The team identified 12 genetic regions associated with migraine susceptibility. Eight of these regions were found in or near genes known to play a role in controlling brain circuitries and two of the regions were associated with genes that are responsible for maintaining healthy brain tissue. The regulation of these pathways may be important to the genetic susceptibility of migraines.
Migraine is a debilitating disorder that affects approximately 14% of adults. Migraine has recently been recognised as the seventh disabler in the Global Burden of Disease Survey 2010 and has been estimated to be the most costly neurological disorder. It is an extremely difficult disorder to study because no biomarkers between or during attacks have been identified so far.
"This study has greatly advanced our biological insight about the cause of migraine," says Dr Aarno Palotie, from the Wellcome Trust Sanger Institute. "Migraine and epilepsy are particularly difficult neural conditions to study; between episodes the patient is basically healthy so it’s extremely difficult to uncover biochemical clues.

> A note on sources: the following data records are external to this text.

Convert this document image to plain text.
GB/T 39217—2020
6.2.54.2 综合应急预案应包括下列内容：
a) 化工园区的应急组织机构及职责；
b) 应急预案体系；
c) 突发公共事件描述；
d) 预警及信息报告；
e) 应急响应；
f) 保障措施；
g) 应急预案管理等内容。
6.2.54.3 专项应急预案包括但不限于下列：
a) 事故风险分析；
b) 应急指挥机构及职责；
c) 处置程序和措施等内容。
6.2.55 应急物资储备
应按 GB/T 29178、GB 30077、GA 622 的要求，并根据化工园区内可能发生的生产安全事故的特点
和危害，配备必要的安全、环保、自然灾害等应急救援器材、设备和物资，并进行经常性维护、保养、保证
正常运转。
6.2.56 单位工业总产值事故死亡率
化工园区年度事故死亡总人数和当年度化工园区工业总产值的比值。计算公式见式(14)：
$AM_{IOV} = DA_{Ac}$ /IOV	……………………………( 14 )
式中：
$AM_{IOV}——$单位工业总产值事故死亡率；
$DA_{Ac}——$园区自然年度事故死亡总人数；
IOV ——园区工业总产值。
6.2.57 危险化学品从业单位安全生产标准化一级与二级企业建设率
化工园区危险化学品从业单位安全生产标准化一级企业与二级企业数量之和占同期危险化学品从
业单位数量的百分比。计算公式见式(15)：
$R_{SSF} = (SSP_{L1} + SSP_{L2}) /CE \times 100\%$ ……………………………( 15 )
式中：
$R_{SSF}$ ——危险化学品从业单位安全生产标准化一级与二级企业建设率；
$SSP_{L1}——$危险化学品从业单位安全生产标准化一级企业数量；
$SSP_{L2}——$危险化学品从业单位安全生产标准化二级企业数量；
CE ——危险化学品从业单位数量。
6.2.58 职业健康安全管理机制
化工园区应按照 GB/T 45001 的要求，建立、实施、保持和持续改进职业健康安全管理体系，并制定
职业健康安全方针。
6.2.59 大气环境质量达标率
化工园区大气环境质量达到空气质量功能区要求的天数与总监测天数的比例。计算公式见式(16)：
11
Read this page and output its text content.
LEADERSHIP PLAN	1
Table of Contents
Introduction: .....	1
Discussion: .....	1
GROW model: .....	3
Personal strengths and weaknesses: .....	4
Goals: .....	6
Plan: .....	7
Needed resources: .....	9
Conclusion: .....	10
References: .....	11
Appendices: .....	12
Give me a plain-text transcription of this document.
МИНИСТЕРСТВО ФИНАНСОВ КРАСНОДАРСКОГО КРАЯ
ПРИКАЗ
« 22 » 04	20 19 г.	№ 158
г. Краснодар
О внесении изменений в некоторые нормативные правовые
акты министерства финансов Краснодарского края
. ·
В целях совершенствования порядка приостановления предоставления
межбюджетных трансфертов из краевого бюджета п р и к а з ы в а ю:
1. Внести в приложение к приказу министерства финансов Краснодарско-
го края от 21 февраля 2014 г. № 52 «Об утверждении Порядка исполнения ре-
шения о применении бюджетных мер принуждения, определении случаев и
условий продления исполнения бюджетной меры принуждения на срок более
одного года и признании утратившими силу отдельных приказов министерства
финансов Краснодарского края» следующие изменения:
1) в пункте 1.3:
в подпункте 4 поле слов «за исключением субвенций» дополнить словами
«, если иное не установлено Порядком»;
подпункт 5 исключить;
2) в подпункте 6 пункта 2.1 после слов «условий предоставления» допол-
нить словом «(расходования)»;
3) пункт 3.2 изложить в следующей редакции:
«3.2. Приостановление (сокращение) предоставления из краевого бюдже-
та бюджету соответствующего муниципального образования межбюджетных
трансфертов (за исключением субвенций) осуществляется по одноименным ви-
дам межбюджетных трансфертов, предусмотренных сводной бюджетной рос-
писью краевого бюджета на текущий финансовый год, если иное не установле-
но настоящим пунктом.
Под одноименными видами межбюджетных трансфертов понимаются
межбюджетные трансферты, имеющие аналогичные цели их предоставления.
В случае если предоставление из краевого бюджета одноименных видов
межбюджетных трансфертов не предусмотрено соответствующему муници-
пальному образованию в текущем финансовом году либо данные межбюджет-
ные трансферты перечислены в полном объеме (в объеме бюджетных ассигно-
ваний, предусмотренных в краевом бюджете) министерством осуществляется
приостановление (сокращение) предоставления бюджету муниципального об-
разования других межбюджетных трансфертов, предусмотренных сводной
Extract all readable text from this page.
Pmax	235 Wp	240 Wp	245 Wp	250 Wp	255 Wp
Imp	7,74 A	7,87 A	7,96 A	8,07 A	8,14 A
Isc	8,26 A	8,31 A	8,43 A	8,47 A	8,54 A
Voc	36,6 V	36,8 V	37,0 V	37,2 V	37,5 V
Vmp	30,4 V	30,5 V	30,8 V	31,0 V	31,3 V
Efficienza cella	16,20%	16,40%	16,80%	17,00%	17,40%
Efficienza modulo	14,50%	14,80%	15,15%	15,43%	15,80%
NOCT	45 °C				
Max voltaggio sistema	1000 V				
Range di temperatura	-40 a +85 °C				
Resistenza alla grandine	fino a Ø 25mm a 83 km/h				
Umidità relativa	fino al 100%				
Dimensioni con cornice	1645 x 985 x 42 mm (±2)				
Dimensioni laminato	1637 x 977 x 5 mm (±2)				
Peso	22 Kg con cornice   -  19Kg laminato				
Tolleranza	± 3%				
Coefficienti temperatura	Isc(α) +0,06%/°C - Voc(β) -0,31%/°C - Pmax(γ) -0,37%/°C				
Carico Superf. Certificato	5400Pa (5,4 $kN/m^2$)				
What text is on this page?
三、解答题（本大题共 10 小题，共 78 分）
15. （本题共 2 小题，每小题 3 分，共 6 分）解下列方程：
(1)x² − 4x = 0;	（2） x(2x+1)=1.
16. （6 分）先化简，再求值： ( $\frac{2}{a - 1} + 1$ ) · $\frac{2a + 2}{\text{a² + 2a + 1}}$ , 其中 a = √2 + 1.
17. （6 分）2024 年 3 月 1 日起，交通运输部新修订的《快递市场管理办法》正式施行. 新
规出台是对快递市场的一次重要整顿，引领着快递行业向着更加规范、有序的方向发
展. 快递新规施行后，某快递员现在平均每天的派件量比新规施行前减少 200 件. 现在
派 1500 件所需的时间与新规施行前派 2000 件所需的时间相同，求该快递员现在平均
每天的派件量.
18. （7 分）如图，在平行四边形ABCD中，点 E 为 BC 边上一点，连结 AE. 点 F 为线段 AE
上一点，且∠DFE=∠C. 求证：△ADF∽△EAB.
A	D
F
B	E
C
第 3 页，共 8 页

"We have proven that this is the most effective approach to study this type of neurological disorder and understand the biology that lies at the heart of it."
The team uncovered the underlying susceptibilities by comparing the results from 29 different genomic studies, including over 100,000 samples from both migraine patients and control samples.
They found that some of the regions of susceptibility lay close to a network of genes that are sensitive to oxidative stress, a biochemical process that results in the dysfunction of cells.
The team expects many of the genes at genetic regions associated with migraine are interconnected and could potentially be disrupting the internal regulation of tissue and cells in the brain, resulting in some of the symptoms of migraine.
"We would not have made discoveries by studying smaller groups of individuals," says Dr Gisela Terwindt, co-author from Leiden University Medical Centre. "This large scale method of studying over 100,000 samples of healthy and affected people means we can tease out the genes that are important suspects and follow them up in the lab."
The team identified an additional 134 genetic regions that are possibly associated to migraine susceptibility with weaker statistical evidence. Whether these regions underlie migraine susceptibility or not still needs to be elucidated. Other similar studies show that these statistically weaker culprits can play an equal part in the underlying biology of a disease or disorder.
"The molecular mechanisms of migraine are poorly understood. The sequence variants uncovered through this meta-analysis could become a foothold for further studies to better understanding the pathophysiology of migraine" says Dr Kári Stefánsson, President of deCODE genetics.
"This approach is the most efficient way of revealing the underlying biology of these neural disorders," says Dr Mark Daly, from the Massachusetts General Hospital and the Broad Institute of MIT and Harvard. "Effective studies that give us biological or biochemical results and insights are essential if we are to fully get to grips with this debilitating condition.
"Pursuing these studies in even larger samples and with denser maps of biological markers will increase our power to determine the roots and triggers of this disabling disorder."